SKY’s online gaming business is planning its first foray into overseas markets, the Yorkshire Post can reveal.
The fast-growing operation, which is headquartered in Leeds, generated revenues of £113m in the UK last year. It hopes to replicate the success in Italy.
Richard Flint, managing director, said: “The UK was the first major economy to set up a proper online gaming regime where the law is clear. Italy quickly followed.
“The regulations are clear. It’s a reasonably big market and it has the Sky presence there.
“It’s a toe in the water. It’s all very well being successful in a market that you know well.
“We are adopting a cautious approach until we can see that it works.”
He said Sky Betting and Gaming is likely to make the first moves into the market next year. Sky Italia, a pay TV company, has 4m subscribers.
The wholly-owned Sky division has four brands; Sky Bet, Sky Vegas, Sky Poker and Sky Bingo and an online comparison site, Oddschecker.
It employs 440 people who work in technology, a contact centre, odd setting, products and marketing and finance.
The business has increased headcount by 50 per cent since moving from Harrogate two and a half years ago. Customer numbers have trebled over the same period.
Investment in technology and increasing mobile use is driving the growth, said Mr Flint.
He said: “Mobile has been a staggering growth story. It’s really surprised us. Mobile has now overtaken the internet in terms of customer activity and the volume of bets placed. “18 months ago it would have been sub-10 per cent. Now it’s more than 50 per cent.
“In many ways, it’s the perfect medium for bet placement. Placing a bet is a relatively quick transactional activity. They can do it anywhere – at the match, at the pub, at home.
“Mobile will continue to grow as more and more people have smartphones and there’s more and more good bandwidth and connectivity, either through 4G or through wireless broadband.”
He said internet betting is mainly home-based, but mobile phone betting is becoming competitive with betting shops and gives people the opportunity to bet at sporting events.
Sky Betting and Gaming monitors its high-spending customers and makes sure they are controlling or even stopping spending, said Mr Flint.
“The industry is quite closely regulated and obviously we meet all those standards but we go a lot further,” he added.
Sky has more than 1,000 employees in Leeds.
It has three sites in the city covering digital sports media, a sales contact centre and a service contact centre.
Mr Flint said: “All parts of the businesses are doing well in Leeds and are happy in Leeds.
“In the longer term we would ideally like to combine one site, but depends on availability of property, on how the leases work.
“But we certainly are happy with the presence in Leeds and would expect that presence to expand over time.”
He said the city has talent in technology and a pool of people for contact centre jobs.
“It’s helpful to the Sky brand to be spread out throughout the country and to be seen as a UK employer rather than to be centred on London or Scotland,” he added.
“The 10m Sky subscribers are obviously very broadly spread.”
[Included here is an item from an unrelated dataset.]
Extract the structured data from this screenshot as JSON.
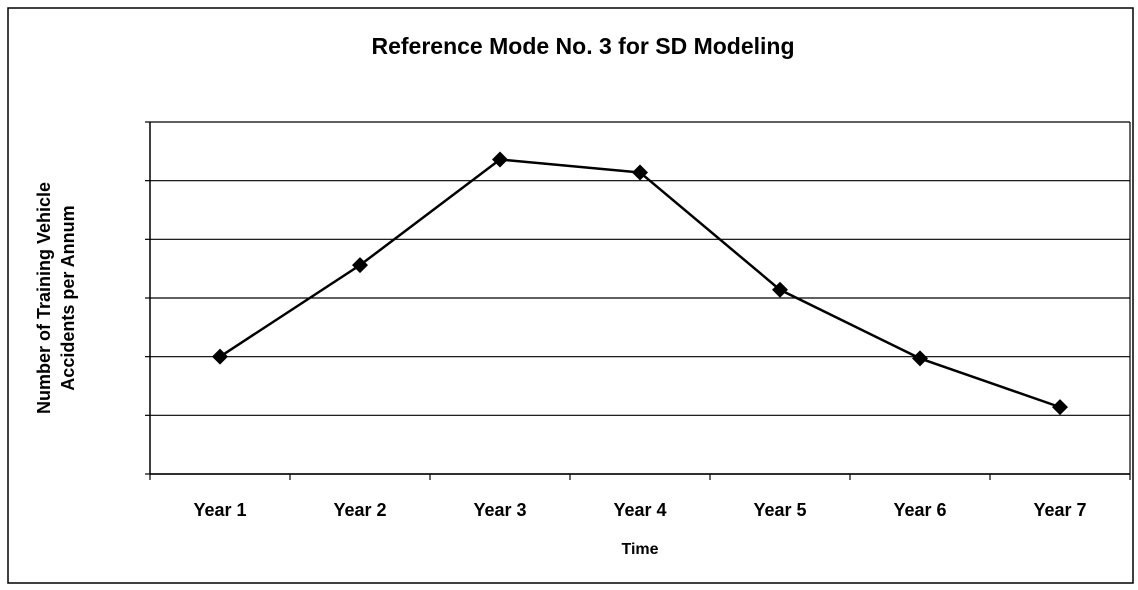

Sky has 1,577 staff in Yorkshire in total, including 381 at a service contact centre in Sheffield.
Mr Flint, a keen amateur cyclist who is preparing to ride in L’Etape du Tour next year, welcomed Yorkshire’s successful bid to host the opening stages of the Tour de France in 2014.
“It’s obviously a big focus for Sky with the support of Team Sky, which has had a fantastic year.
“It’s particularly exciting for us as a Leeds-based division of Sky that the Tour de France is coming here.”
The company has invested millions of pounds in cycling, including its sponsorship of the Team Sky professional cycling team.
Its riders include Britain’s first-ever Tour de France winner Bradley Wiggins and Yorkshire’s Ben Swift and Josh Edmondson.
“The fact that it’s coming to Yorkshire is a massive opportunity for us,” said Mr Flint.
He has been with the business for 11 years.
Previous roles include product director at dot.com start-up Flutter.com and channel manager at the Financial Times.
He worked at McKinsey & Company management consultancy after studying at Oxford and Harvard universities.